John made Alton Brown's recipe for green bean casserole. You can see (above) him putting the dredged onions in the oven for browning. No funyuns here! Also, side note, it turns out you can't get funyuns in Canada. Some of our classmates knew what we meant by funyuns, but others had never seen them. Weird.

This recipe was labor intensive, and I'd like to publicly give John credit for doing the whole thing himself. I know I write the blog posts pretty much all the time, but he cooks a fair amount of what we make. We normally work as a team, but he wanted to make this all himself to show people that he knows how to cook - it's not just me giving him directions.

This casserole tasted amazing. It's like I'd never had green bean casserole. It's made from fresh ingredients, so you don't ingest all the chemicals in funyuns or in canned cream of mushroom soup that would be in the traditional version (not that there's anything wrong with that version!). But that means there's heavy cream and a lot of it in this recipe. I'm glad we could take it somewhere that everyone could have some without us having tons leftover.

The same pretty much goes for the bread pudding that I brought. This is from a recipe that John's mom, Julie, sent me last year. She made it once when I first spent Christmas at their house and I was blown away! Anything almond flavored like this really knocks my socks off. The good thing is, it's not really that hard to make and it's a real crowd pleaser. It was completely eaten by the time we left the party (and I consumed a not-so-small portion of it myself, of course).

One of the best parts of the recipe is the sauce, which is basically made of a stick of butter, lots of sugar, and amaretto. We had a bunch of it leftover, so I froze it and hope to bring it back out as the topping for something else someday.

Mmm butter, 1/2 and 1/2, and sugar, boiling together at last.

Julie's Bread Pudding with Amaretto Sauce

3 large eggs
4 cups milk
3/4 cup sugar
1 tsp vanilla
1/4 tsp almond extract
1/4 cup melted butter
1 loaf French bread (ideally, stale)

Preheat oven to 325 F. Tear bread into small pieces. Butter a 9x13 pan.
Mix all ingredients and pour over bread, pushing bread into the liquid gently so bread can absorb it.

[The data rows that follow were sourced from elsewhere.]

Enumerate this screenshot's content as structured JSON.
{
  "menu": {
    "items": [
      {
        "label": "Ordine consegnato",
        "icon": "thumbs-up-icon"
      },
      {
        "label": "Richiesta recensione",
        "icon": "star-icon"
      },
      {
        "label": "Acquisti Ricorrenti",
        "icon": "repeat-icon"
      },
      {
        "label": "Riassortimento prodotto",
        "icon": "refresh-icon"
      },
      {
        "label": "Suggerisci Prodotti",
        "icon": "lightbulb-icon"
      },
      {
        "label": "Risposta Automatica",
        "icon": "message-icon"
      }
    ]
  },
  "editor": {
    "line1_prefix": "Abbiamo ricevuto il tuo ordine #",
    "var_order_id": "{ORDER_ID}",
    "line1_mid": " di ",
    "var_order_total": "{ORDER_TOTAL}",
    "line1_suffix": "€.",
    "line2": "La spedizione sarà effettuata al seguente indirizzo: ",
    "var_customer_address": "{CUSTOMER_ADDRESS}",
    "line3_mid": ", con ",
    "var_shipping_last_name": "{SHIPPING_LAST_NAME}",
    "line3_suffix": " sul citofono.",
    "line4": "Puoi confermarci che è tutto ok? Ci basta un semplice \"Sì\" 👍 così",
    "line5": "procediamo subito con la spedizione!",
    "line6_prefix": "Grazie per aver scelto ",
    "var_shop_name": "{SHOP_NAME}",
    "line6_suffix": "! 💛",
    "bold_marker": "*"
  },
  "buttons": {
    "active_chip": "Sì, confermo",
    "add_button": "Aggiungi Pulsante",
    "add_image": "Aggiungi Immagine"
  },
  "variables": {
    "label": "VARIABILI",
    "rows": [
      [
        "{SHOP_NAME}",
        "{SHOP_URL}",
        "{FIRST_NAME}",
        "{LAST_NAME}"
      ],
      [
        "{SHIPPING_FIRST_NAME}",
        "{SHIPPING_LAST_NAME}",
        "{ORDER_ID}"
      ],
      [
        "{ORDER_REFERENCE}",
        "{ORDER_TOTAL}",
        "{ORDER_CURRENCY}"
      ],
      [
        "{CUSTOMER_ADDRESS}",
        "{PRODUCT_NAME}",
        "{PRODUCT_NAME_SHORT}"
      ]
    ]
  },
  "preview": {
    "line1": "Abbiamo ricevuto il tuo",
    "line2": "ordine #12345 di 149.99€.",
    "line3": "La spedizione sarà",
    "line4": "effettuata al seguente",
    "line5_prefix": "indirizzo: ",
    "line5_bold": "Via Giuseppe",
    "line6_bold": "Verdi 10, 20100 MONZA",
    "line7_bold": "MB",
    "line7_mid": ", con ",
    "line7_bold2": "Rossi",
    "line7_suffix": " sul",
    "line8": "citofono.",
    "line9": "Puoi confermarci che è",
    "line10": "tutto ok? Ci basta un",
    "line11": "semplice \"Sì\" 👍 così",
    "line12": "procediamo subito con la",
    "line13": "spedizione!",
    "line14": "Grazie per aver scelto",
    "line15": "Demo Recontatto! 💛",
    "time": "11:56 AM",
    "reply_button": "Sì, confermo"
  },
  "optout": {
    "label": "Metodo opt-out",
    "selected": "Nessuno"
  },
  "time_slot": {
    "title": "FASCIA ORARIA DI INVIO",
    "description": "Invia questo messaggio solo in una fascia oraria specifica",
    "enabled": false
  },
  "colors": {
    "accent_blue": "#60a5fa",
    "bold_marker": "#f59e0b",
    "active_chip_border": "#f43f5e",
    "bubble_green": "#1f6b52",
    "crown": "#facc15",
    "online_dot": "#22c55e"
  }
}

Bake until golden brown, approx. 45 minutes to 1 hour.
Check and add more time, depending on your oven.

1/2 cup butter
1 1/4 cup sugar
1/2 cup half and half
1/4 cup amaretto

Cook first three ingredients over medium heat. Bring to a rolling boil and simmer for 5 minutes. Allow to cool. Add amaretto, stir to combine.

Serve in small dishes over warm bread pudding.


  1. Oh now, that's just dirty. I mean, I had inappropriate thoughts about that recipe.

    I might move to Canada so I can be an unbiased, third party who eats your food.

    Is that cool? I don't cook but I clean!

  2. The pudding and sauce truly are sinful. And yes, you are welcome to come eat our food and give us your HONEST, unbiased opinion.